Our DNA is embedded with a strange genetic code that protects us against viruses and infections.

It's an evolutionary irony. The genetic code is comprised of remnants of ancient viruses called endogenous retroviruses (ERVs) that apparently inserted themselves in the genomes of our prehistoric ancestors. The ERVs then evolved through time and now has the ability to fight against modern viruses.

But scientists are interested to know how and when ERVs began to spread, which places they had targeted, and which animals they attacked millions of years ago.

Efficient Colonizers And Invaders

Good thing there's an answer to that. About 15 to 30 million years ago, the global spread of a specific group of ERVs affected 28 out of 50 ancestors of modern mammals, including species as diverse as rodents, primates and carnivores.

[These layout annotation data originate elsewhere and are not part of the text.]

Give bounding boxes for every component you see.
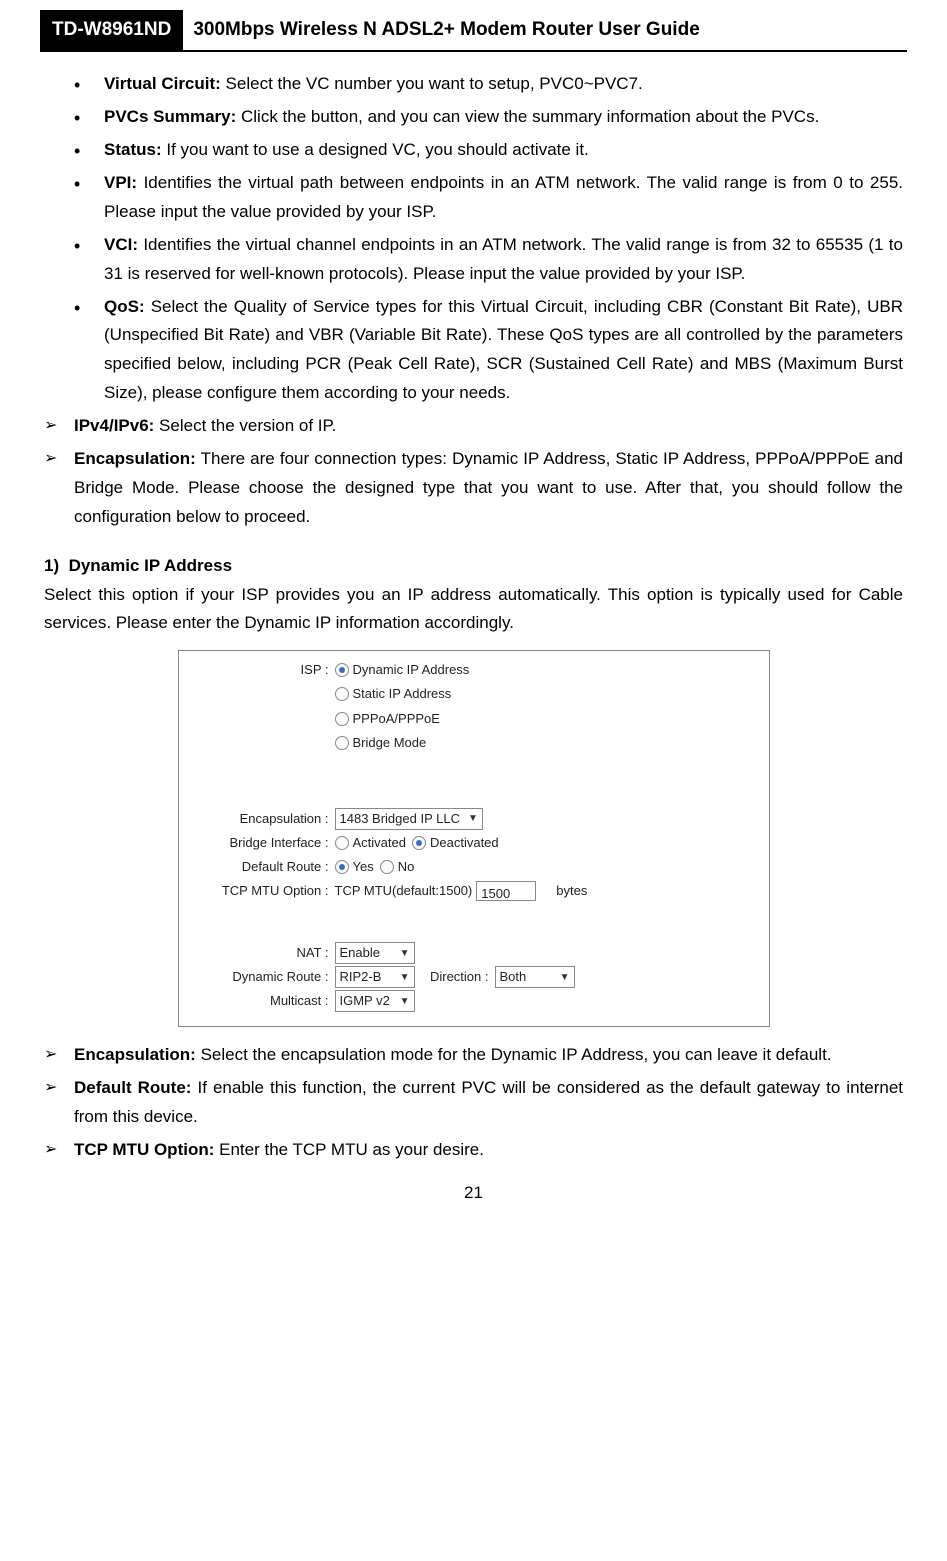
term: Virtual Circuit: [104,74,221,93]
arrow-item: Default Route: If enable this function, … [44,1074,903,1132]
radio-label: Deactivated [430,832,499,854]
chevron-down-icon: ▼ [400,945,410,962]
desc: Select the version of IP. [154,416,336,435]
term: PVCs Summary: [104,107,236,126]
radio-label: No [398,856,415,878]
direction-select[interactable]: Both ▼ [495,966,575,988]
arrow-list-1: IPv4/IPv6: Select the version of IP. Enc… [44,412,903,532]
radio-label: Bridge Mode [353,732,427,754]
desc: Select the Quality of Service types for … [104,297,903,403]
radio-route-yes[interactable] [335,860,349,874]
desc: If you want to use a designed VC, you sh… [162,140,589,159]
select-value: Enable [340,942,380,964]
term: Encapsulation: [74,449,196,468]
page-number: 21 [44,1179,903,1208]
encapsulation-label: Encapsulation : [189,808,335,830]
section-heading: 1) Dynamic IP Address [44,552,903,581]
radio-label: Dynamic IP Address [353,659,470,681]
radio-label: Activated [353,832,406,854]
section-desc: Select this option if your ISP provides … [44,581,903,639]
arrow-item: Encapsulation: There are four connection… [44,445,903,532]
select-value: RIP2-B [340,966,382,988]
bullet-item: PVCs Summary: Click the button, and you … [74,103,903,132]
arrow-item: IPv4/IPv6: Select the version of IP. [44,412,903,441]
radio-bridge[interactable] [335,736,349,750]
radio-bridge-deactivated[interactable] [412,836,426,850]
dyn-route-select[interactable]: RIP2-B ▼ [335,966,415,988]
select-value: Both [500,966,527,988]
bullet-item: QoS: Select the Quality of Service types… [74,293,903,409]
encapsulation-select[interactable]: 1483 Bridged IP LLC ▼ [335,808,483,830]
bullet-list: Virtual Circuit: Select the VC number yo… [44,70,903,408]
config-figure: ISP : Dynamic IP Address Static IP Addre… [178,650,770,1027]
header-title: 300Mbps Wireless N ADSL2+ Modem Router U… [193,14,699,46]
arrow-item: TCP MTU Option: Enter the TCP MTU as you… [44,1136,903,1165]
chevron-down-icon: ▼ [400,993,410,1010]
term: VCI: [104,235,138,254]
select-value: 1483 Bridged IP LLC [340,808,460,830]
nat-label: NAT : [189,942,335,964]
radio-dynamic-ip[interactable] [335,663,349,677]
term: Encapsulation: [74,1045,196,1064]
term: IPv4/IPv6: [74,416,154,435]
arrow-list-2: Encapsulation: Select the encapsulation … [44,1041,903,1165]
radio-bridge-activated[interactable] [335,836,349,850]
desc: Select the VC number you want to setup, … [221,74,643,93]
nat-select[interactable]: Enable ▼ [335,942,415,964]
arrow-item: Encapsulation: Select the encapsulation … [44,1041,903,1070]
desc: Identifies the virtual path between endp… [104,173,903,221]
chevron-down-icon: ▼ [468,810,478,827]
bullet-item: VCI: Identifies the virtual channel endp… [74,231,903,289]
mtu-label: TCP MTU Option : [189,880,335,902]
mtu-suffix: bytes [556,880,587,902]
term: QoS: [104,297,145,316]
bullet-item: Virtual Circuit: Select the VC number yo… [74,70,903,99]
desc: If enable this function, the current PVC… [74,1078,903,1126]
multicast-select[interactable]: IGMP v2 ▼ [335,990,415,1012]
term: Default Route: [74,1078,191,1097]
chevron-down-icon: ▼ [560,969,570,986]
term: VPI: [104,173,137,192]
bullet-item: VPI: Identifies the virtual path between… [74,169,903,227]
term: TCP MTU Option: [74,1140,214,1159]
default-route-label: Default Route : [189,856,335,878]
radio-label: Static IP Address [353,683,452,705]
radio-label: Yes [353,856,374,878]
dyn-route-label: Dynamic Route : [189,966,335,988]
term: Status: [104,140,162,159]
mtu-input[interactable]: 1500 [476,881,536,901]
desc: Click the button, and you can view the s… [236,107,819,126]
desc: There are four connection types: Dynamic… [74,449,903,526]
section-title-text: Dynamic IP Address [69,556,232,575]
page-content: Virtual Circuit: Select the VC number yo… [0,70,947,1208]
direction-label: Direction : [415,966,495,988]
chevron-down-icon: ▼ [400,969,410,986]
radio-pppoa[interactable] [335,712,349,726]
radio-label: PPPoA/PPPoE [353,708,440,730]
radio-route-no[interactable] [380,860,394,874]
page-header: TD-W8961ND 300Mbps Wireless N ADSL2+ Mod… [40,10,907,52]
desc: Enter the TCP MTU as your desire. [214,1140,484,1159]
desc: Identifies the virtual channel endpoints… [104,235,903,283]
model-badge: TD-W8961ND [40,10,183,50]
section-num: 1) [44,556,59,575]
mtu-prefix: TCP MTU(default:1500) [335,880,473,902]
radio-static-ip[interactable] [335,687,349,701]
multicast-label: Multicast : [189,990,335,1012]
bridge-label: Bridge Interface : [189,832,335,854]
select-value: IGMP v2 [340,990,390,1012]
bullet-item: Status: If you want to use a designed VC… [74,136,903,165]
desc: Select the encapsulation mode for the Dy… [196,1045,832,1064]
isp-label: ISP : [189,659,335,681]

A research team from Boston College found that a group of viruses called ERV-Fc had spread among prehistoric mammals found in almost all continents, except Australia and Antarctica.

This meant that the ERV-Fc were efficient invaders, jumping from one species to the next more than 20 times.

When did the ancient group of virus first came up in evolution? According to the study, ERV-Fc emerged from at least as far as the start of the Oligocene epoch, which was a period of drastic global change marked by climate cooling that eventually led to the Ice Ages.

At this period, vast expanses of grasslands began to grow and large mammals became the world's predominate fauna.

Boston College Professor Welkin Johnson said viruses exist everywhere life is found and have significant impacts on the evolution and ecology of organisms, from bacteria to humans.

While viruses do not leave fossils behind, he said viral genetic sequences in the DNA of organisms serve as molecular "fossils" that will help scientists explore the natural history of ERVs and their hosts.

Unraveling The Mystery

Johnson and his team performed an exhaustive search of mammalian genome sequences for ERV-Fc loci, and then compared the sequences.

For each genome with enough ERV-Fc sequence, the team reconstructed protein sequences that represented the viral invaders that colonized hosts. The sequences were used to infer the natural history and the relationships of ERV-Fc-related viruses.

The team found that the genome of mammals indeed contained hundreds of thousands of molecular fossils similar to ERV-Fc.

What's most interesting is the fact that these viruses exchanged genes with one another and with other viruses. This suggests that genetic recombination is vital for their evolutionary success.

"The challenge will now be to use ancient viral sequences for looking back in time, which may prove insightful for predicting the long-term consequences of newly emerging viral infections," said geneticist William Diehl, the report's lead author.

Diehl said they could possibly assess the impact of HIV on human health 30 million years into the future. It will allow them to discern better why and when new viruses emerge, as well as how long-term contact with viruses impacts the evolution of hosts.

The findings of the study are featured in the journal eLife.